Across the street from the Chick-fil-A is a Starbucks, where another major flavor has appeared. It’s Labor Day weekend, and Starbucks is rolling out its contribution to the pumpkin spice-flavored everything that will be found in stores and restaurants for the next few months. This annual trend is greeted with either enthusiasm or eye-rolling, depending on whom you ask. But pumpkin spice has a different reputation than Sriracha does. On a basic level, it’s easy to see why the red sauce is more intriguing to a certain American audience. Sriracha has an exotic origin, even if it is made in California. And people can sympathize with the rags-to-riches story of the sauce’s inventor. Therefore Sriracha has a uniqueness and authenticity that pumpkin spice seems to lack.



Pumpkin spice’s most recognizable delivery system, the pumpkin spice latte (PSL), celebrates its crystal anniversary in 2018—for fifteen years the PSL has been making its autumn appearance. One of the strangest things about this flavor, though, is its actual taste. It’s made from a mix of spices that tend to occur in pumpkin pie: cinnamon, cloves, nutmeg. That is, no actual pumpkin. You could just as easily call this flavor “apple spice,” after the seasonings that go into apple pie.

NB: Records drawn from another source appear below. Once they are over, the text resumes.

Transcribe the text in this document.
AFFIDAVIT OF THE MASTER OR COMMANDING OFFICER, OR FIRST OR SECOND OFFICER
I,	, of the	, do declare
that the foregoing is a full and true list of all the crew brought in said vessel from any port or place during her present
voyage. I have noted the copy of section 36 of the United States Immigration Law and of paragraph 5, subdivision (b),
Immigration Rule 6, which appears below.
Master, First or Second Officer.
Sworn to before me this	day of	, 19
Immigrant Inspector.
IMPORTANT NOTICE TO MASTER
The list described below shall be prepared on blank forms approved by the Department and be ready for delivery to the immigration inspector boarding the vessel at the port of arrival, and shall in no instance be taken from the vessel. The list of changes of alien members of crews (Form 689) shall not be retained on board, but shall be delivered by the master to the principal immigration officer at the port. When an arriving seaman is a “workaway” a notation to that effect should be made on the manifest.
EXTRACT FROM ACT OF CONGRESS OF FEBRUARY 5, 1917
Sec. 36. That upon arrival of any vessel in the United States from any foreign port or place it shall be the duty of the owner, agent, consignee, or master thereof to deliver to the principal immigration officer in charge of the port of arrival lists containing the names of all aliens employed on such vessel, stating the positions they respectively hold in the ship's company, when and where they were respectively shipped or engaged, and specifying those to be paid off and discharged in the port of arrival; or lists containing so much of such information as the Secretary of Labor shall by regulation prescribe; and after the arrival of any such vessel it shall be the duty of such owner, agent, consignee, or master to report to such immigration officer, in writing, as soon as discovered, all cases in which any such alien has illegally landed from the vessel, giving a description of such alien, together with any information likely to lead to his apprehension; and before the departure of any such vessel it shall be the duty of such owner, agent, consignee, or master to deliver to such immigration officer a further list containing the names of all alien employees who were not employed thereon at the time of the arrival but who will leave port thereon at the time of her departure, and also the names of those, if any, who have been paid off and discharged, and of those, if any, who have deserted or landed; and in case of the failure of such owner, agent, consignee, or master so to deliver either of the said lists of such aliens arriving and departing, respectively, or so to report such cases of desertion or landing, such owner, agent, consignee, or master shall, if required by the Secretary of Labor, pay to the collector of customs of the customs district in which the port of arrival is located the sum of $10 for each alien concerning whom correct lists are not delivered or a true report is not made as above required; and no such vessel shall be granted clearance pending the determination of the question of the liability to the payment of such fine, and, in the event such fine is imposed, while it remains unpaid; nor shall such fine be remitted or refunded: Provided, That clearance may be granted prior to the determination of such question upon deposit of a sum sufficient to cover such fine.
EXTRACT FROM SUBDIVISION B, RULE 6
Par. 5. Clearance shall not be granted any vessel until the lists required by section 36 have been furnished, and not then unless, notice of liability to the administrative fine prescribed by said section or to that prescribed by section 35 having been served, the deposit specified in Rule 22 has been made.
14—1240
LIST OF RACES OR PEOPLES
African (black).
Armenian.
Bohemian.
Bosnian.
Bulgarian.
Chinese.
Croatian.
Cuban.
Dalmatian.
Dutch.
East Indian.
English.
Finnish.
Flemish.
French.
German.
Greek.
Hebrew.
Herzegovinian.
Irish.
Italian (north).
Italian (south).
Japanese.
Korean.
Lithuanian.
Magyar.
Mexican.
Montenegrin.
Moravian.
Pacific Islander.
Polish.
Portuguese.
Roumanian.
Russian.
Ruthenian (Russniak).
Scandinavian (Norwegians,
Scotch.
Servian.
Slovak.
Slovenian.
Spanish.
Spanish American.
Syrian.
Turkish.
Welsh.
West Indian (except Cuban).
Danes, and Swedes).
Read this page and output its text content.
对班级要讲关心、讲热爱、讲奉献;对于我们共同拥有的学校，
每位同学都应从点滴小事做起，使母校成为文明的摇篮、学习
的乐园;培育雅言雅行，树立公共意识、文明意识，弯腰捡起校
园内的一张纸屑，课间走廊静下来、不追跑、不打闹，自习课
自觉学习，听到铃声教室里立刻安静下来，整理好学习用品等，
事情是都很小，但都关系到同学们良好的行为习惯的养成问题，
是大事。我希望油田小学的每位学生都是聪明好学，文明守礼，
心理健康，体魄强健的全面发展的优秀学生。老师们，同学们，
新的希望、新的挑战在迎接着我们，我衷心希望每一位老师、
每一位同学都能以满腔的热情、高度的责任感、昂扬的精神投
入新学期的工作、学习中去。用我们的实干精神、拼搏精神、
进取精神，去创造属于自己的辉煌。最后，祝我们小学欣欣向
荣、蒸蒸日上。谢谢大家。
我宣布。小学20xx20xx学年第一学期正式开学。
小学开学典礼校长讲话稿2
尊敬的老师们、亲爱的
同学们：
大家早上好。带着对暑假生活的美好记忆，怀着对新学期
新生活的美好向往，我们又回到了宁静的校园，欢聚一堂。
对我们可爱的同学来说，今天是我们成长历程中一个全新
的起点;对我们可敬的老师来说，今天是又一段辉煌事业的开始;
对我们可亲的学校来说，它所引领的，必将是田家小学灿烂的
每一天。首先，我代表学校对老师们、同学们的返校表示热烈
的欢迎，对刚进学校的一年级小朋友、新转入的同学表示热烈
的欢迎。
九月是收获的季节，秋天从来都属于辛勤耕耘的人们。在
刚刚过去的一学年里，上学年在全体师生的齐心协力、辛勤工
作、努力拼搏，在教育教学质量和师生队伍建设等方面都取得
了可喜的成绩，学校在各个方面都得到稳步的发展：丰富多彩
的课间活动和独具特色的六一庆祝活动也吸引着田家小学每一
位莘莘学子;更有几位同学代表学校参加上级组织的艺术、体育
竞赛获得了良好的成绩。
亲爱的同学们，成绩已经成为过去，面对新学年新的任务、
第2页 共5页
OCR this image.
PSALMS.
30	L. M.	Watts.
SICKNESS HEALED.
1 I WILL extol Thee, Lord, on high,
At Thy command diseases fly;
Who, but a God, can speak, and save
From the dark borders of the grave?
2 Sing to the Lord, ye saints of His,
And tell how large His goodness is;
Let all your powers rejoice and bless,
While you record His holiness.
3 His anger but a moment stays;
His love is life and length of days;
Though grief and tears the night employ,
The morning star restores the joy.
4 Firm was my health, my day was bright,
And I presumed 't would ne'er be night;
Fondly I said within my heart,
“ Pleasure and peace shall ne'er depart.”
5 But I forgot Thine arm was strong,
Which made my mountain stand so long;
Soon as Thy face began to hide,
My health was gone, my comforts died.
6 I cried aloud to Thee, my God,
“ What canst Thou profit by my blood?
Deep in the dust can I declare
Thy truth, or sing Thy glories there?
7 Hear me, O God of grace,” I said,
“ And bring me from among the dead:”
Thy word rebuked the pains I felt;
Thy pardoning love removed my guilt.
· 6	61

Yeah, kinda tastes like nothing.


Pumpkin spice is also a flavor profile with a bad name, at least in certain circles. It’s widely associated with the stereotype of the banal, clueless white girl, who lacks the imagination to desire any flavor other than the most popular and easily digestible. It is a flavor cliché. This is why the popularity of Sriracha sauce will ultimately work against it—nobody wants to be like everyone else. This effect might even be accelerated in Sriracha’s case, because the sauce is sold year-round. It doesn’t benefit from the forced scarcity of a seasonal appearance. The problem with pumpkin spice has become Sriracha’s problem.


It’s been pretty easy for Sriracha to spread to different foods and products, further increasing its fame (and its saturation of the national taste). The sauce’s creator did not patent the name Sriracha, but only the design of the bottle. This oversight makes it easier for multiple companies to create their own versions of the sauce, without having to change its name. Businesses like Frito-Lay and Subway (and Chick-fil-A!) use the name on their menus freely. And other companies’ Sriracha t-shirts, keychains, and so on make it possible to partake in Sriracha without even eating it.


Like pumpkin spice, Sriracha has even acquired its own stereotypical consumer. Sriracha has been called “hipster ketchup.” In contrast to the PSL-buyer’s conformity, the stereotypical hipster fetishizes uniqueness. Though it’s hard to argue that Sriracha can offer this, I’ll hardly quit buying it. Sriracha really does go well on chicken nuggets.